黙ってギュッと抱きしめて
どうせ可愛くないもん
* * *

 3月の中旬。年度末が近付くこの時期はどんな会社だって忙しい。残業と休日出勤に明け暮れる毎日を過ごしたツケが今更ながらに回ってきた。

「もしもし、翼?ドタキャンって何事?」
「う…ごめ…ゲホッ…。」
「なに、風邪?」

 行けると思っていた。今日は遥とラーメンを食べに行く約束をしていた。元々は彼氏と行こうと思っていたラーメン屋だったが、あえなく別れてしまったために行けないでいたところを遥を捕まえて行くことにしていた。(遥はラーメンが好きなので付き合ってと訊いたら即答だった)
 だがしかし、行く当日の朝になって翼の体調は急変した。

「…ごめん。ドタキャンしちゃって。昨日の夜までは行けるって思ってた。仕事も昨日ちゃんと納期守って出したし。でも朝起きたらちょっと立ち上がれなかった。よって行けない。ごめん。」

 寒気が止まらない。これは巷で流行っているインフルエンザというやつじゃないだろうか。そんなことを考えてしまう。インフルエンザなんて予防接種をしなくても毎年なっていなかった。最も最近のインフルエンザはおそらく小学5年生の時のものだと思う。

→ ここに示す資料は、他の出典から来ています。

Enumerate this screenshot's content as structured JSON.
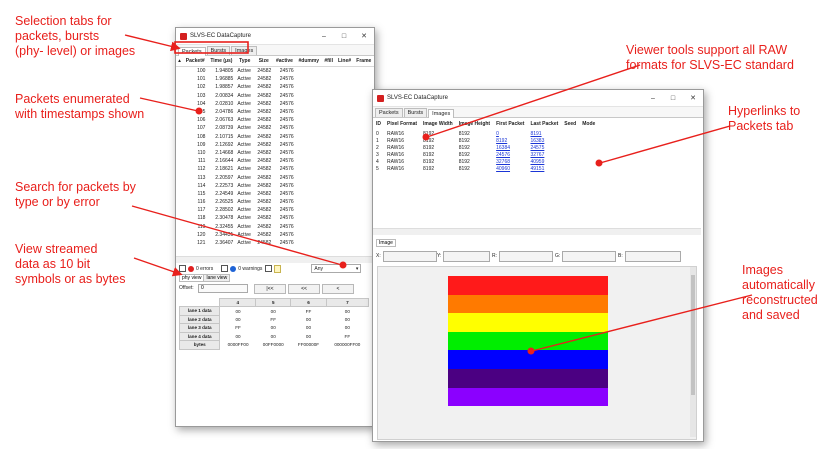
{
  "annotations": {
    "tabs_note": [
      "Selection tabs for",
      "packets, bursts",
      "(phy- level) or images"
    ],
    "packets_note": [
      "Packets enumerated",
      "with timestamps shown"
    ],
    "search_note": [
      "Search for packets by",
      "type or by error"
    ],
    "view_note": [
      "View streamed",
      "data as 10 bit",
      "symbols or as bytes"
    ],
    "viewer_note": [
      "Viewer tools support all RAW",
      "formats for SLVS-EC standard"
    ],
    "hyperlinks_note": [
      "Hyperlinks to",
      "Packets tab"
    ],
    "images_note": [
      "Images",
      "automatically",
      "reconstructed",
      "and saved"
    ],
    "color": "#e8201c"
  },
  "packets_window": {
    "title": "SLVS-EC DataCapture",
    "tabs": [
      "Packets",
      "Bursts",
      "Images"
    ],
    "columns": [
      "▴",
      "Packet#",
      "Time (μs)",
      "Type",
      "Size",
      "#active",
      "#dummy",
      "#fill",
      "Line#",
      "Frame"
    ],
    "rows": [
      [
        "100",
        "1.94805",
        "Active",
        "24582",
        "24576"
      ],
      [
        "101",
        "1.96885",
        "Active",
        "24582",
        "24576"
      ],
      [
        "102",
        "1.98857",
        "Active",
        "24582",
        "24576"
      ],
      [
        "103",
        "2.00834",
        "Active",
        "24582",
        "24576"
      ],
      [
        "104",
        "2.02810",
        "Active",
        "24582",
        "24576"
      ],
      [
        "105",
        "2.04786",
        "Active",
        "24582",
        "24576"
      ],
      [
        "106",
        "2.06763",
        "Active",
        "24582",
        "24576"
      ],
      [
        "107",
        "2.08739",
        "Active",
        "24582",
        "24576"
      ],
      [
        "108",
        "2.10715",
        "Active",
        "24582",
        "24576"
      ],
      [
        "109",
        "2.12692",
        "Active",
        "24582",
        "24576"
      ],
      [
        "110",
        "2.14668",
        "Active",
        "24582",
        "24576"
      ],
      [
        "111",
        "2.16644",
        "Active",
        "24582",
        "24576"
      ],
      [
        "112",
        "2.18621",
        "Active",
        "24582",
        "24576"
      ],
      [
        "113",
        "2.20597",
        "Active",
        "24582",
        "24576"
      ],
      [
        "114",
        "2.22573",
        "Active",
        "24582",
        "24576"
      ],
      [
        "115",
        "2.24549",
        "Active",
        "24582",
        "24576"
      ],
      [
        "116",
        "2.26525",
        "Active",
        "24582",
        "24576"
      ],
      [
        "117",
        "2.28502",
        "Active",
        "24582",
        "24576"
      ],
      [
        "118",
        "2.30478",
        "Active",
        "24582",
        "24576"
      ],
      [
        "119",
        "2.32455",
        "Active",
        "24582",
        "24576"
      ],
      [
        "120",
        "2.34431",
        "Active",
        "24582",
        "24576"
      ],
      [
        "121",
        "2.36407",
        "Active",
        "24582",
        "24576"
      ]
    ],
    "filter": {
      "errors": "0 errors",
      "warnings": "0 warnings",
      "type_select": "Any"
    },
    "view_tabs": [
      "phy view",
      "lane view"
    ],
    "offset_label": "Offset:",
    "offset_value": "0",
    "nav_buttons": [
      "|<<",
      "<<",
      "<"
    ],
    "lane_columns": [
      "4",
      "5",
      "6",
      "7"
    ],
    "lane_rows": [
      {
        "label": "lane 1 data",
        "values": [
          "00",
          "00",
          "FF",
          "00"
        ]
      },
      {
        "label": "lane 2 data",
        "values": [
          "00",
          "FF",
          "00",
          "00"
        ]
      },
      {
        "label": "lane 3 data",
        "values": [
          "FF",
          "00",
          "00",
          "00"
        ]
      },
      {
        "label": "lane 4 data",
        "values": [
          "00",
          "00",
          "00",
          "FF"
        ]
      },
      {
        "label": "bytes",
        "values": [
          "0000FF00",
          "00FF0000",
          "FF00000F",
          "000000FF00"
        ]
      }
    ]
  },
  "images_window": {
    "title": "SLVS-EC DataCapture",
    "tabs": [
      "Packets",
      "Bursts",
      "Images"
    ],
    "columns": [
      "ID",
      "Pixel Format",
      "Image Width",
      "Image Height",
      "First Packet",
      "Last Packet",
      "Seed",
      "Mode"
    ],
    "rows": [
      [
        "0",
        "RAW16",
        "8192",
        "8192",
        "0",
        "8191"
      ],
      [
        "1",
        "RAW16",
        "8192",
        "8192",
        "8192",
        "16383"
      ],
      [
        "2",
        "RAW16",
        "8192",
        "8192",
        "16384",
        "24575"
      ],
      [
        "3",
        "RAW16",
        "8192",
        "8192",
        "24576",
        "32767"
      ],
      [
        "4",
        "RAW16",
        "8192",
        "8192",
        "32768",
        "40959"
      ],
      [
        "5",
        "RAW16",
        "8192",
        "8192",
        "40960",
        "49151"
      ]
    ],
    "image_panel_label": "Image",
    "coord_labels": [
      "X:",
      "Y:",
      "R:",
      "G:",
      "B:"
    ],
    "image_stripes": [
      "#ff1a1a",
      "#ff7a00",
      "#ffff00",
      "#00ee00",
      "#0000ff",
      "#4b0082",
      "#8b00ff"
    ]
  }
}
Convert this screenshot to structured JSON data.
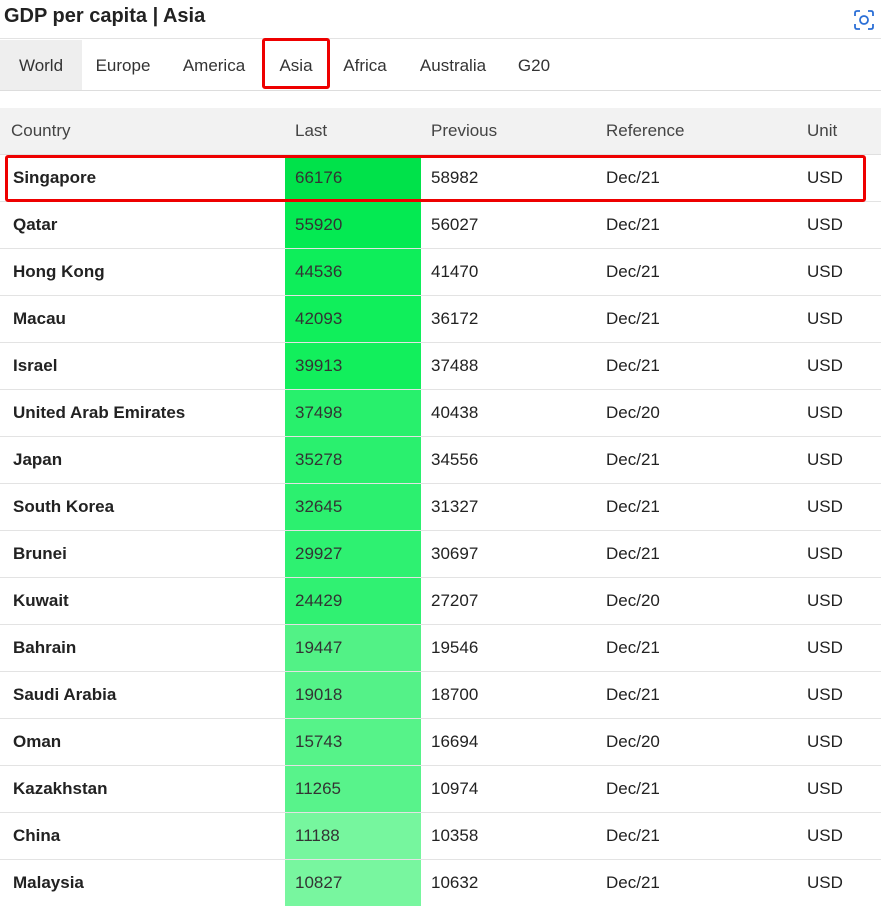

小学5年生の時の記憶なんてあるはずがない。

「家で寝てんの?薬あんの?病院行った?」
「行く暇もなかった。」
「いや、じゃなくて。今日だよ今日。土曜だけど土曜診療してるとこあるだろ。」
「無理。寒くて動けないし、身体痛い。」
「わかった。今から行くから。」
「え?」

 通話が終わったスマートフォンを見つめていると、すぐに画面が黒くなった。

「今から、来る?」

 待ち合わせはいつもの駅だったはずだ。そこから30分程度で着いてしまう。忙しさに負けて、部屋の中は大爆発だ。仕事用の服だけではなく、下着まであちこちに散乱してしまっている。こんなのを遥に見られて軽蔑されたくはない。